KVIC contested their notice and filed a suit against Dalmia’s legal heirs contending that their tenancy would be protected under the Maharashtra Rent Control (MRC) Act,1999.

KVIC moved the small causes court stating that their tenancy was accepted by the state government and neither M/s Suresh Estates nor the Dalmias had the right to revoke it. The small causes court and the lower appellate court had ruled against KVIC.

Contesting the decisions in the High Court,KVIC said the lower courts had erred in holding that it is not protected under section 3 (1) (b) of the MRC Act. Section 3(1) (b) of the Act states that the MRC Act is not applicable to premises let or sub-let to “banks or any public sector undertakings or any corporation by or under any central or state Act,or foreign missions,international agencies,multinational companies,and private limited companies or public limited companies having a paid up share capital of rupees one crore or more”.

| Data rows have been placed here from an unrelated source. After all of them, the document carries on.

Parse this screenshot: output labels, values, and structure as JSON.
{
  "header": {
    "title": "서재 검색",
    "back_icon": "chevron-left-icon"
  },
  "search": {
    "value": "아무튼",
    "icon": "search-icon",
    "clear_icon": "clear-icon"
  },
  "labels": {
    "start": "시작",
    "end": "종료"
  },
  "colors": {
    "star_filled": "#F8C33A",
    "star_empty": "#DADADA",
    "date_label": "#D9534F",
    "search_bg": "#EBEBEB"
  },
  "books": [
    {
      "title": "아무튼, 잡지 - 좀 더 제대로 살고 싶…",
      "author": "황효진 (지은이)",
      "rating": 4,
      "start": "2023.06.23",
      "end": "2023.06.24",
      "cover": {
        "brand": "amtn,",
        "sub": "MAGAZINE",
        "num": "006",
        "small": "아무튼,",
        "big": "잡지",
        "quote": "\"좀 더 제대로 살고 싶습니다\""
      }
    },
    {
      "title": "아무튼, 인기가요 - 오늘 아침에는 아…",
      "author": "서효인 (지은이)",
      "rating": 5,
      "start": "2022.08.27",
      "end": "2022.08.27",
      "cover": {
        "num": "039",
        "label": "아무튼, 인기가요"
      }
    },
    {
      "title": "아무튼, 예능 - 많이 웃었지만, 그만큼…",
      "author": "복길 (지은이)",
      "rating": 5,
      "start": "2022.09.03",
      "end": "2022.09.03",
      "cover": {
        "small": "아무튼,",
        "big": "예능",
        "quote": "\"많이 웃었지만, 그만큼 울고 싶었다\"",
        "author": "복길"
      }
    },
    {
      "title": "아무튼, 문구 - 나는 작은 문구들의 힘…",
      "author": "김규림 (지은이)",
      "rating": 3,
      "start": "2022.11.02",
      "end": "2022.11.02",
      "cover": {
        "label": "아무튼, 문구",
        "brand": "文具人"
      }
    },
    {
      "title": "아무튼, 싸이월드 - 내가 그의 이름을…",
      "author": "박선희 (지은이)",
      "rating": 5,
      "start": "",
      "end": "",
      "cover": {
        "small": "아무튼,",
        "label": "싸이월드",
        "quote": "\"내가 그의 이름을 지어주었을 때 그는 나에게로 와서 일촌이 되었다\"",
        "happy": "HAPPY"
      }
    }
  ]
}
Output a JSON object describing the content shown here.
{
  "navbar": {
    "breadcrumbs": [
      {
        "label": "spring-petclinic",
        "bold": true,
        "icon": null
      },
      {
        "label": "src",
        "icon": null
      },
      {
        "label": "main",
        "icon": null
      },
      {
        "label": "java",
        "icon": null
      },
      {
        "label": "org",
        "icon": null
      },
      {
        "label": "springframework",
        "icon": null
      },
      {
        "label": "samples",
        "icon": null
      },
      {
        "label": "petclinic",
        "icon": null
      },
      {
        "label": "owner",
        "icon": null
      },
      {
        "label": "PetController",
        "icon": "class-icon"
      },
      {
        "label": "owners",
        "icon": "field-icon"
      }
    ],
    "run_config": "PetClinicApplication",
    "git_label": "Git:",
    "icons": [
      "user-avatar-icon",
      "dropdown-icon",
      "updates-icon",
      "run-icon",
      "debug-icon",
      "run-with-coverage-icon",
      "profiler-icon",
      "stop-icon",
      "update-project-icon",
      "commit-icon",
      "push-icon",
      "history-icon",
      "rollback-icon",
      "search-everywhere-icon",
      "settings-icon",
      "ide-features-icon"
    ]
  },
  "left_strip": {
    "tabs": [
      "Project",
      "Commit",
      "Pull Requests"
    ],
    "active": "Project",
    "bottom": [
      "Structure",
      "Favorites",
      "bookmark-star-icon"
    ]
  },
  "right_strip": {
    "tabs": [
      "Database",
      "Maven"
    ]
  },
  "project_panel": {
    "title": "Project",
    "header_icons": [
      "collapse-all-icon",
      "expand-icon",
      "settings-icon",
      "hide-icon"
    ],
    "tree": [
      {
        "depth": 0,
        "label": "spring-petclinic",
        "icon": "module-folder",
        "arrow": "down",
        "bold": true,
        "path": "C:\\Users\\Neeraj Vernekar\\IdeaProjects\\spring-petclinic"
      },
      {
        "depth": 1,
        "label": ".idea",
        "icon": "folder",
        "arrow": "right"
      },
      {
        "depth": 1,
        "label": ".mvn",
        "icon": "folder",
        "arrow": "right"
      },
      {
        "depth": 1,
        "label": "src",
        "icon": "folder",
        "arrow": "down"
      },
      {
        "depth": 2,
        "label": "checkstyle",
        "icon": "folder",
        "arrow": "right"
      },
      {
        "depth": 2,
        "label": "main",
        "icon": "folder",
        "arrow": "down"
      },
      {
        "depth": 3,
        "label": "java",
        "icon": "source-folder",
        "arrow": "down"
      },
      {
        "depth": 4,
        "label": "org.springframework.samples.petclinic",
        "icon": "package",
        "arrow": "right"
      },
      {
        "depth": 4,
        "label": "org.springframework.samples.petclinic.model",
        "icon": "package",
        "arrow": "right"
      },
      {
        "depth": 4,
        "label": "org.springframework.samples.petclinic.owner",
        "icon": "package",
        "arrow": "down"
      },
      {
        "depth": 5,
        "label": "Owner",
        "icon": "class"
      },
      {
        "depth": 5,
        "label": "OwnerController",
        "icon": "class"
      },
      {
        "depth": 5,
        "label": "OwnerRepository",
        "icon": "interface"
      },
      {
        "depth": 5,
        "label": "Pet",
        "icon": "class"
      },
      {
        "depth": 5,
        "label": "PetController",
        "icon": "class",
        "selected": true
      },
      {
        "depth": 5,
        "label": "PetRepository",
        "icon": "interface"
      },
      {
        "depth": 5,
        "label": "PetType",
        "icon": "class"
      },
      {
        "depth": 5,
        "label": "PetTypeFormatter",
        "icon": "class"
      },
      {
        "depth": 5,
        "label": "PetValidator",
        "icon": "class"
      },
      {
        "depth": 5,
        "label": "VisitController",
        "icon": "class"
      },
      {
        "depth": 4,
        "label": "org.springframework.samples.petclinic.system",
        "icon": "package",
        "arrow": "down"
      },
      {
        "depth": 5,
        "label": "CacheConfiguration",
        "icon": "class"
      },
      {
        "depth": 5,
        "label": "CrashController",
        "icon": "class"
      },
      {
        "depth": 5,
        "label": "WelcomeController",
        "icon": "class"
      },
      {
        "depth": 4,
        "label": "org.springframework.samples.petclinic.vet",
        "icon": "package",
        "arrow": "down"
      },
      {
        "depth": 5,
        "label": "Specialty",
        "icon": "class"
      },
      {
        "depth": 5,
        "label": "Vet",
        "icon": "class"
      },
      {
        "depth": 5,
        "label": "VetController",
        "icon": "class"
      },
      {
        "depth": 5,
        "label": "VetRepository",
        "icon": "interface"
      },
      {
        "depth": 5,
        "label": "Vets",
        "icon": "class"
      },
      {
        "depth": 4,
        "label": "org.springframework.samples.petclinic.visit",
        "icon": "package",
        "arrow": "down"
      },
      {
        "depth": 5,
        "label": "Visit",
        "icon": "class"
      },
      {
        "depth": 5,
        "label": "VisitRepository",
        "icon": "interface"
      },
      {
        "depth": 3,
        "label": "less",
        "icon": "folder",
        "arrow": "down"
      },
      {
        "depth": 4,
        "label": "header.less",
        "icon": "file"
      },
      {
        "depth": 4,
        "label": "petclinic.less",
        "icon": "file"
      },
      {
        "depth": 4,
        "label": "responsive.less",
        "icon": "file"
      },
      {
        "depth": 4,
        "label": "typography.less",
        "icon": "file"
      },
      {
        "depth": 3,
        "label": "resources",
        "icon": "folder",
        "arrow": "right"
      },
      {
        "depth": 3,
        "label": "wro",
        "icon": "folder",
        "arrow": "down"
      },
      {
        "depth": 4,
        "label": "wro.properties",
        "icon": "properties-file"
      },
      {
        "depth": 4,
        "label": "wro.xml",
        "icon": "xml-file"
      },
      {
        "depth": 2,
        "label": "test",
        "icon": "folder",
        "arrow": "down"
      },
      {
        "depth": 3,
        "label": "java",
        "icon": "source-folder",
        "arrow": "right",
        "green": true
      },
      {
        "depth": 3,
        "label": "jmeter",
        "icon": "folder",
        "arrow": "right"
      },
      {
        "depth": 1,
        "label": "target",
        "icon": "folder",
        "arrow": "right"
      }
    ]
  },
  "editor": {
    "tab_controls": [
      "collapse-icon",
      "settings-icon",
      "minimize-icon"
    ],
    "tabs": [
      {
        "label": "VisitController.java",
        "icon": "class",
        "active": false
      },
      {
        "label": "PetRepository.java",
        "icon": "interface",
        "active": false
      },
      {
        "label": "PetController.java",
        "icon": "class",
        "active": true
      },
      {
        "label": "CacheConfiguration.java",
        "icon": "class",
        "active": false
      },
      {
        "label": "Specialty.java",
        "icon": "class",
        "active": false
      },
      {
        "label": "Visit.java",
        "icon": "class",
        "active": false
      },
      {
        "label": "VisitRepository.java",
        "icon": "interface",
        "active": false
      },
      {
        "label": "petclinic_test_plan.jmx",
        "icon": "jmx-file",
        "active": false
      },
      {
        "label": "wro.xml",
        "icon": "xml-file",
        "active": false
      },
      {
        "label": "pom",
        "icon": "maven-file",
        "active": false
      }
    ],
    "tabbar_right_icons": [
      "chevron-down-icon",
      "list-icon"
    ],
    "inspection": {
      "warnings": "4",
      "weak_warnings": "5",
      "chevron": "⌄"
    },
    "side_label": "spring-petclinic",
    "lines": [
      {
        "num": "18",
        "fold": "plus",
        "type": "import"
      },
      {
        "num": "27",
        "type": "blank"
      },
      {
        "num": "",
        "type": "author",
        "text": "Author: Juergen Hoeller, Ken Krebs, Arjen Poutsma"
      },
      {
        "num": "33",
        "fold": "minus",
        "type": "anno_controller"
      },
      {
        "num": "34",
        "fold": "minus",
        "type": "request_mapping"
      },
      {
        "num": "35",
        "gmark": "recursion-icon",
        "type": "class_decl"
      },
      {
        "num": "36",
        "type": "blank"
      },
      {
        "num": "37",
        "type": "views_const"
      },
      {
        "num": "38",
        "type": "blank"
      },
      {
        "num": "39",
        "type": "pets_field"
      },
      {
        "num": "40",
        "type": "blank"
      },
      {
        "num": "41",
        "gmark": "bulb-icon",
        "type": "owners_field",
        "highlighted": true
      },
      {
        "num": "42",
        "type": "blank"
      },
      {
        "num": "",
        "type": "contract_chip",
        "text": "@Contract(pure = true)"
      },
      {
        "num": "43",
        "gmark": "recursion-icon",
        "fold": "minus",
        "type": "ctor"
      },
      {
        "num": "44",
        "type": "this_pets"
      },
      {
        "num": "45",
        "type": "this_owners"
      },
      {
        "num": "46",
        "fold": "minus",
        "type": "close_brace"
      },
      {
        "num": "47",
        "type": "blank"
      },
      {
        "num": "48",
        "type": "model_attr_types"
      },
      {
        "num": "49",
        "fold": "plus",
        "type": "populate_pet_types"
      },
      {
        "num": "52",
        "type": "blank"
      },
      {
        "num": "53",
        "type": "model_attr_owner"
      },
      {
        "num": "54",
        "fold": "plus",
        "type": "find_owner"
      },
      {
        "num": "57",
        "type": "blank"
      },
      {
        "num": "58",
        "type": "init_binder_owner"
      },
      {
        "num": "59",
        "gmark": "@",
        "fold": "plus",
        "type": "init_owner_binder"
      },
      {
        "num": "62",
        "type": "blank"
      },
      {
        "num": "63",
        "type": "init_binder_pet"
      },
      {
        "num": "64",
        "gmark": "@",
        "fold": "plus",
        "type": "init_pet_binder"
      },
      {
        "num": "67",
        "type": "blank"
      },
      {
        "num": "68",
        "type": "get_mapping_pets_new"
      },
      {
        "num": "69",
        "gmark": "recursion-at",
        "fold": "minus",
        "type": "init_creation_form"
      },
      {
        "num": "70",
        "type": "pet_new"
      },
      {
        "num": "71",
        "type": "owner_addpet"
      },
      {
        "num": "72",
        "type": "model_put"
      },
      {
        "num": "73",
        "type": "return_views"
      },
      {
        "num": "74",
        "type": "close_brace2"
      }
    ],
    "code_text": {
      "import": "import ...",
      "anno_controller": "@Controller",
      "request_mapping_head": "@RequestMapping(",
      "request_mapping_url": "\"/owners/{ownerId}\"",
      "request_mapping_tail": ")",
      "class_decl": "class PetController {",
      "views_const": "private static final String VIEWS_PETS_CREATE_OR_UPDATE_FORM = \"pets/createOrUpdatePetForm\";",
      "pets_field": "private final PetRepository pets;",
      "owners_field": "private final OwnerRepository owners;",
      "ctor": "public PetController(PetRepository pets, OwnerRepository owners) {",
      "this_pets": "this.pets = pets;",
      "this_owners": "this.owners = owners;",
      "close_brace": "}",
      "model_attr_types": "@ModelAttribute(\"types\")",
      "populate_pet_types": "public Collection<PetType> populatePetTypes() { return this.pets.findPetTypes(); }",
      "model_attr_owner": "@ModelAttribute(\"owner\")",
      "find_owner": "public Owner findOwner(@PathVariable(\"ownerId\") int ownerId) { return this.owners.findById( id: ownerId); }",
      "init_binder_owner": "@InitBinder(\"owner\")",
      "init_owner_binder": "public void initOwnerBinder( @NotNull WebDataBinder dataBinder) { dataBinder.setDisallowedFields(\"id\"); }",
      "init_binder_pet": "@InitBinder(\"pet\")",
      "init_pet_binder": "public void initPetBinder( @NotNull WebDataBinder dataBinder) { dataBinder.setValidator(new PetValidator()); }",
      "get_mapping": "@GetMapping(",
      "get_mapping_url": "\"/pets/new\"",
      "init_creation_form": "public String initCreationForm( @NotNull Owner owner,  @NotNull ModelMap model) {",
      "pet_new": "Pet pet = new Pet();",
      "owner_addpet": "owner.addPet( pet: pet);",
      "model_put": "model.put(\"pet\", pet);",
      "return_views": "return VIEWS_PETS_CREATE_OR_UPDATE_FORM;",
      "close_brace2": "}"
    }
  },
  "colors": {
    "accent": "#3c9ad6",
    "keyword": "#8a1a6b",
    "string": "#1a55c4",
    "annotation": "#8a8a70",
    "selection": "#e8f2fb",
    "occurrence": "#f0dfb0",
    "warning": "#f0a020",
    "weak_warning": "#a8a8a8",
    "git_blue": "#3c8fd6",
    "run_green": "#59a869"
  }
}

KVIC stated that it is not a corporation established under any state or central act but a commission established under the Khadi and Village Industries Commission Act,1956.

“To term such an institution a Corporation and exclude it from a beneficial and social legislation like the MRC Act would be defeating and frustrating its object and purpose completely,” their counsel submitted.

The Dalmias’ counsel argued that KVIC had all the facets of a business enterprise and said “the cherished ideals of the freedom struggle and principles so also the message of the father of the nation are long forgotten”. Their counsel said that if KVIC truly respected Gandhi,they should have avoided fighting in courts as Gandhi was an advocate of adalat mukti (freedom from courts). The court,however,did not comment on their submissions.

Justice Dharmadhikari wrote in his order,“If it is found to be not just cash-rich but able to afford payment of rent at market rate because of its financial capability,then,merely because KVIC is named as a ‘Commission’ does not mean that it is not a corporation established under a law by the central or state government.”